(1978) La Vie protestante, articles (1938–1978) « « Que signifie pour vous la formule célèbre ‟Ecclesia reformata semper reformanda” ? » (29 octobre 1965) » p. 1

« Que signifie pour vous la formule célèbre ‟Ecclesia reformata semper reformanda” ? » (29 octobre 1965)s

Votre question m’atteint tandis que je m’efforce d’ordonner un chaos de notes d’âges très divers en vue d’un livre sur le protestantisme, promis depuis longtemps à l’éditeur, et pour lequel je proposais, en guise de titre provisoire : La Réforme permanente.

La Réforme ne s’est pas faite une fois pour toutes. Luther et Calvin n’ont pas été les premiers réformateurs de l’Église, et ne seront pas les derniers. Défendre l’héritage de la Réformation, ce n’est pas répéter ce que disaient ses auteurs, mais continuer à réformer. Seuls peuvent être fidèles à l’esprit de Luther et de Calvin un luthéranisme et un calvinisme continuellement repris à leur origine spirituelle et rapportés à leur fin dernière, réinventés par chaque personne pour son usage réel et quotidien, avec tous les risques d’hérésie (hardiment assumés) que cela comporte, et en même temps reliés sans relâche à l’espérance de l’Église universelle, à l’avenir catholique, et orthodoxe, à la Pentecôte œcuménique.

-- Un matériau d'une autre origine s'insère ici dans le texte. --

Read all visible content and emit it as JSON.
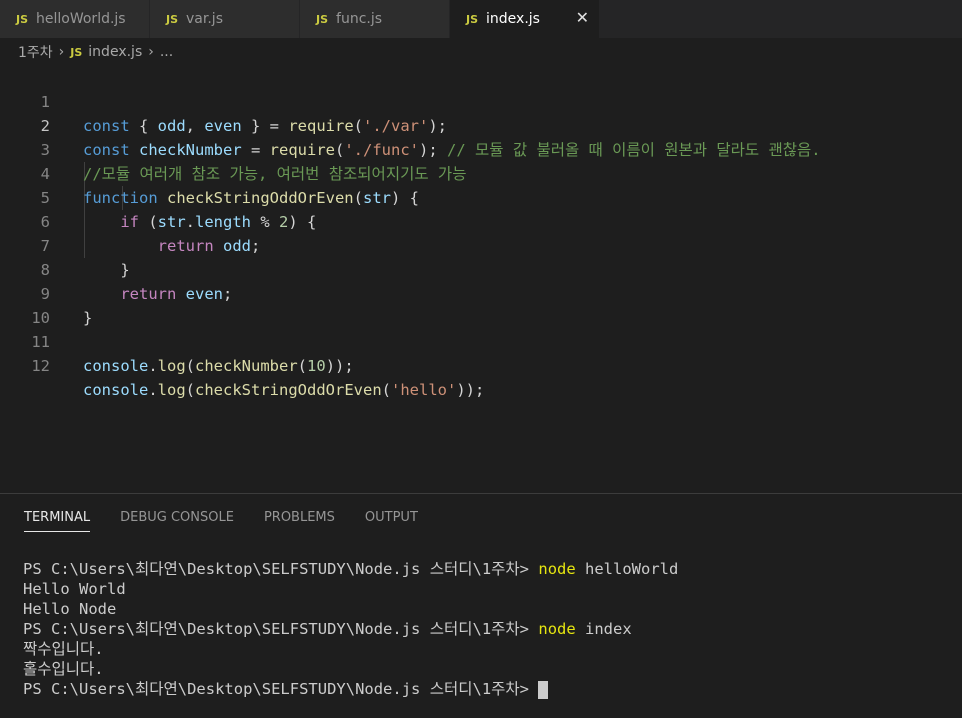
{
  "tabs": [
    {
      "icon": "JS",
      "label": "helloWorld.js"
    },
    {
      "icon": "JS",
      "label": "var.js"
    },
    {
      "icon": "JS",
      "label": "func.js"
    },
    {
      "icon": "JS",
      "label": "index.js",
      "active": true
    }
  ],
  "close_glyph": "✕",
  "breadcrumb": {
    "folder": "1주차",
    "icon": "JS",
    "file": "index.js",
    "more": "..."
  },
  "line_numbers": [
    "1",
    "2",
    "3",
    "4",
    "5",
    "6",
    "7",
    "8",
    "9",
    "10",
    "11",
    "12"
  ],
  "code": {
    "l1": {
      "a": "const",
      "b": " { ",
      "c": "odd",
      ",": ", ",
      "d": "even",
      "e": " } = ",
      "f": "require",
      "g": "(",
      "h": "'./var'",
      "i": ");"
    },
    "l2": {
      "a": "const",
      "b": " ",
      "c": "checkNumber",
      "d": " = ",
      "e": "require",
      "f": "(",
      "g": "'./func'",
      "h": "); ",
      "i": "// 모듈 값 불러올 때 이름이 원본과 달라도 괜찮음."
    },
    "l3": {
      "a": "//모듈 여러개 참조 가능, 여러번 참조되어지기도 가능"
    },
    "l4": {
      "a": "function",
      "b": " ",
      "c": "checkStringOddOrEven",
      "d": "(",
      "e": "str",
      "f": ") {"
    },
    "l5": {
      "a": "    ",
      "b": "if",
      "c": " (",
      "d": "str",
      "e": ".",
      "f": "length",
      "g": " % ",
      "h": "2",
      "i": ") {"
    },
    "l6": {
      "a": "        ",
      "b": "return",
      "c": " ",
      "d": "odd",
      "e": ";"
    },
    "l7": {
      "a": "    }"
    },
    "l8": {
      "a": "    ",
      "b": "return",
      "c": " ",
      "d": "even",
      "e": ";"
    },
    "l9": {
      "a": "}"
    },
    "l10": {
      "a": ""
    },
    "l11": {
      "a": "console",
      "b": ".",
      "c": "log",
      "d": "(",
      "e": "checkNumber",
      "f": "(",
      "g": "10",
      "h": "));"
    },
    "l12": {
      "a": "console",
      "b": ".",
      "c": "log",
      "d": "(",
      "e": "checkStringOddOrEven",
      "f": "(",
      "g": "'hello'",
      "h": "));"
    }
  },
  "panel_tabs": [
    "TERMINAL",
    "DEBUG CONSOLE",
    "PROBLEMS",
    "OUTPUT"
  ],
  "terminal": {
    "prompt": "PS C:\\Users\\최다연\\Desktop\\SELFSTUDY\\Node.js 스터디\\1주차> ",
    "cmd1": "node",
    "arg1": " helloWorld",
    "out1": "Hello World",
    "out2": "Hello Node",
    "cmd2": "node",
    "arg2": " index",
    "out3": "짝수입니다.",
    "out4": "홀수입니다."
  },
  "colors": {
    "accent": "#cbcb41",
    "background": "#1e1e1e",
    "keyword": "#569cd6",
    "string": "#ce9178",
    "comment": "#6a9955"
  }
}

Vous avouerai-je qu’en tant que protestant, je me sens jaloux des possibilités réformatrices qui se manifestent dans le concile actuel du Vatican ? Le supérieur général des jésuites critique les missions chrétiennes : chaque mot porte et toute l’Église romaine a pu l’entendre, quoi qu’en décide finalement son chef. Qu’avons-nous de pareil ? Et je ne dis pas seulement : quelle autorité efficace dont les décrets traduisent les vœux d’une imposante majorité, mais tout simplement quelle tribune ?

Je constate que l’Église romaine a de meilleurs instruments d’autocritique, de remise en question et de renouvellement que les Églises issues de la Réformation… Se pourrait-il qu’elle ait bientôt plus de réformateurs vivants et d’avenir que nous n’en vénérons dans notre histoire ? Bon sujet de réflexion, en cet anniversaire.